Une planche de "L'attente infinie"

Une planche de "L'Attente infinie" (JULIA WERTZ)

Si elle a commencé à publier des petits strips sur un blog, Julia Wertz travaille aujourd’hui pour The New Yorker ou Harper’s Magazine. En 2012, L’Attente infinie a même été nominée aux prestigieux Eisner Awards. Et, si Alcoolique est le seul roman graphique de Jonathan Ames, l’homme s’est également distingué en publiant de nombreux romans et est le créateur de la série Bored to Deathdiffusée sur HBO entre 2009 et 2011. Pas mal pour deux losers.

Des propos lucides et sans complaisance

Losers, certes, mais losers lucides. Car cest sans fausse pudeur que Jonathan Ames et Julia Wertz racontent leur VDM. Au fil des pages, Alcoolique raconte le quotidien d’un mec qui ne tient pas l’alcool, partagé entre vomissements et amnésies matinales. Cela pourrait être pathétique, mais c’est tellement triste que cela en devient drôle. Un autre point commun avec L’Attente infinie. A la lecture de ces ouvrages, on oscille entre agacement et compassion, entre l'envie de les abandonner à leurs complaintes et celui de continuer à les lire pour enfin les comprendre. Et, comme eux, on continue, on avance à leurs côtés.
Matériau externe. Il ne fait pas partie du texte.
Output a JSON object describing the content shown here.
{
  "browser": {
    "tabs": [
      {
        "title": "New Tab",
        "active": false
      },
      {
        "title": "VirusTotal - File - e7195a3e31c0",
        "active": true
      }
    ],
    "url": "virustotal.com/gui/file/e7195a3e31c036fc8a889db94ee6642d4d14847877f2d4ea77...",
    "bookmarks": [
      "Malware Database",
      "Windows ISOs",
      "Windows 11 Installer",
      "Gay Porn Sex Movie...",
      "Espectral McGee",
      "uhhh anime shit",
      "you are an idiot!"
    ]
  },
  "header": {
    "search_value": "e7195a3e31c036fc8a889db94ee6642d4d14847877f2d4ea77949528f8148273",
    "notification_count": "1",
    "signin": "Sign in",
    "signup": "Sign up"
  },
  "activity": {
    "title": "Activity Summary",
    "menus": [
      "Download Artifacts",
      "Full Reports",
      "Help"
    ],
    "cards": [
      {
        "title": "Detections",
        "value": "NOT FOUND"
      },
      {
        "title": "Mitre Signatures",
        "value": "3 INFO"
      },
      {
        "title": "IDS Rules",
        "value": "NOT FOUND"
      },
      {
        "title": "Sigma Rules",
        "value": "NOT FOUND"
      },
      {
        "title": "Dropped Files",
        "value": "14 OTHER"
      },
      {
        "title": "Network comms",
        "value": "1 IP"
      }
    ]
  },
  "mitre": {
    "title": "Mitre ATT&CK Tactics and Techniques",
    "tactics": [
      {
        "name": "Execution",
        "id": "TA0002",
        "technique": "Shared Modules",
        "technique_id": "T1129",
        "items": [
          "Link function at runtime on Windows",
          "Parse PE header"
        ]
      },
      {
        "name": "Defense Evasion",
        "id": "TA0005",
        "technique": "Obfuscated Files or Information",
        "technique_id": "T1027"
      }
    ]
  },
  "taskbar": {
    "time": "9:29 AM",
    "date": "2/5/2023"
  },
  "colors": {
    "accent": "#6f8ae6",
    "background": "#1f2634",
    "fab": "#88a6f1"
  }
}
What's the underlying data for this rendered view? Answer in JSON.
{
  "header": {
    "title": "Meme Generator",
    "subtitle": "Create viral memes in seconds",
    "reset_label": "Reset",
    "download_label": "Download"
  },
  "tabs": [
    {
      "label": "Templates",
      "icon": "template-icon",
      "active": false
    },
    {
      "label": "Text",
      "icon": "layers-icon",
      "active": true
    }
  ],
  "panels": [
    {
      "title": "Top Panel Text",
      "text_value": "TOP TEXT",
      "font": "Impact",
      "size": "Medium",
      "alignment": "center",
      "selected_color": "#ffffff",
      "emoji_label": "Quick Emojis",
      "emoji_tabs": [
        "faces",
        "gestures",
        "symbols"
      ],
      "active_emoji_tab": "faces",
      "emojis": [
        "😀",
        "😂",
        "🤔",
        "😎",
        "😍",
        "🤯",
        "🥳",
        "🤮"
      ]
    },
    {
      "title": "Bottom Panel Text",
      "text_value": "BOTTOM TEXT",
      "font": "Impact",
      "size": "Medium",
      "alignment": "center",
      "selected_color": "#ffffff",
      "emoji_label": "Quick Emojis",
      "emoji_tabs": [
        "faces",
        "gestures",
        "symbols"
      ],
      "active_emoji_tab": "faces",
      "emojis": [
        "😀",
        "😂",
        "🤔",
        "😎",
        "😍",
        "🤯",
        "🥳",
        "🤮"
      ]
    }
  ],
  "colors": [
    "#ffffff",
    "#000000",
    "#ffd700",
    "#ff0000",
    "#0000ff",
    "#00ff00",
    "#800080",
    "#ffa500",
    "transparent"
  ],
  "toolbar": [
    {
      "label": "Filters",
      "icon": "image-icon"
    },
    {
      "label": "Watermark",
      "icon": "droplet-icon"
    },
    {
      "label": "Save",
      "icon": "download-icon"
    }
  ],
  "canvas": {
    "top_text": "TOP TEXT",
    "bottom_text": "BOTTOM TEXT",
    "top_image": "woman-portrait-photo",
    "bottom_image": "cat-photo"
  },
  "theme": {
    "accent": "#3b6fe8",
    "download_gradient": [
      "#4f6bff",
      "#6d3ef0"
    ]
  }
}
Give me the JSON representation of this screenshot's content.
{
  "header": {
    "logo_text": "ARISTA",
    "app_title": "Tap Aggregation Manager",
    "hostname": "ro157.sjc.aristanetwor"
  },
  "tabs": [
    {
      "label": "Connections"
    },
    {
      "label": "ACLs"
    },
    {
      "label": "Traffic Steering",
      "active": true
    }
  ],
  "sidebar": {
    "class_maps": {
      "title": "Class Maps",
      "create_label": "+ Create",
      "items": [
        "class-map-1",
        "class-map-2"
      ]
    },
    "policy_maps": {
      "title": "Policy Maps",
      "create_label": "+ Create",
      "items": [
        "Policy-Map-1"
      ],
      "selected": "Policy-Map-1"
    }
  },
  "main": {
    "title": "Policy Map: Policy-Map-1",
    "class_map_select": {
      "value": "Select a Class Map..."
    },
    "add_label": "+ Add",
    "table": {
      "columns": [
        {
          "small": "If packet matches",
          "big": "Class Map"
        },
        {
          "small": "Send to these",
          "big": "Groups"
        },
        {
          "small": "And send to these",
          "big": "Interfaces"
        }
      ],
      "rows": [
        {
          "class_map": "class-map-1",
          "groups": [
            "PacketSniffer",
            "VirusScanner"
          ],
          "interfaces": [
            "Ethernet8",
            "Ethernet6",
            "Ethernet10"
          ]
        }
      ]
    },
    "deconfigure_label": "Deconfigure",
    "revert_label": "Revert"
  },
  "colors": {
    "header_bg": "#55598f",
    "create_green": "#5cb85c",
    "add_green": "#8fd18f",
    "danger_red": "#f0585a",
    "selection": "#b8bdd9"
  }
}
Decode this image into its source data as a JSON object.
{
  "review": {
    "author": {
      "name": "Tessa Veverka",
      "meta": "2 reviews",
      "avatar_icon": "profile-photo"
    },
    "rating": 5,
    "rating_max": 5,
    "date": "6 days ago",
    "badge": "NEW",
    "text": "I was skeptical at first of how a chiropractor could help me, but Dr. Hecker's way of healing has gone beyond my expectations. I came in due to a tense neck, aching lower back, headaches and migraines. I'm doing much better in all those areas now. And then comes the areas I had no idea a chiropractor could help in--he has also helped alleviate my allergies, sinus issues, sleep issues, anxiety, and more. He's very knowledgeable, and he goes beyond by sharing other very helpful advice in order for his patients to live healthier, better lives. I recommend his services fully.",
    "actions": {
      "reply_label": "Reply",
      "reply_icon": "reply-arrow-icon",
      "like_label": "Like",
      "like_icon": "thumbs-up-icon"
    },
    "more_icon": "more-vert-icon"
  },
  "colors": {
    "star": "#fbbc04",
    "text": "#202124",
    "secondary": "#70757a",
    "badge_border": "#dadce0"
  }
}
Une planche de "L'attente infinie"

Une planche de "L'Attente infinie" (JULIA WERTZ)

Dans leur album respectif, les deux auteurs décrivent le quotidien d'un alcoolique. Qui se jure tous les matins que l’on ne l’y prendra plus et qui replonge à la nuit tombée. Mais ces albums sont plus que cela. Ce sont les récits de deux vies où rien ne se déroule jamais comme prévu. Où les rares moments de bonheur annoncent de grosses périodes de déprime. Et où l’alcoolisme n’est que le symptôme d’un malaise beaucoup plus profond qui pourra trouver écho chez bon nombre de lecteurs. Comme l’écrit l’écrivain américain Bret Easton Ellis à propos d’Alcoolisme : "Jonathan Ames signe un roman graphique à vous retourner les tripes, drôle et superbement illustré. Avec un humour impitoyable et terrible, il est, à sa façon, l’un de ces rares auteurs qui arrivent à faire penser au lecteur : «Non, je ne suis pas seul»"

Un style graphique sobre

Le comble d’Alcoolique et de L’Attente infinie ? La sobriété tout en noir et blanc de leur style graphique. Celui de Julia Wertz frôle presque l’ennui. Ultra répétitif, son trait caoutchouteux et enfantin peut lasser, mais impose de se focaliser sur son propos. Celui d’une misanthrope pas franchement sympathique mais au désenchantement jouissif, qui rappelle Daria, l'héroïne de la série d'animation culte des 90s.

A l'opposé, la mise en images de Dean Haspiel rappelle un peu celle du Sculpteur de Scott McCloud dans son trait et ses cadrages. Un parti pris radical qui accentue également la force du propos de Jonathan Ames. Mention spéciale pour le magnifique travail d’édition de Monsieur Toussaint Louverture, qui propose ici un émouvant album à la fabrication impeccable. Les bédéphiles apprécieront le travail prometteur d'un éditeur qui publie ici sa première bande dessinée.

Une planche d'"Alcoolique"

Une planche d'"Alcoolique" (JONATHAN AMES et DEAN HASPIEL)

Alcoolique de Jonathan Ames et de Dean Haspiel, éditions Monsieur Toussaint Louverture, 144 p., 22 euros environ.

L’Attente infinie de Julia Wertz, L’Agrume, 240 p., environ 20 euros.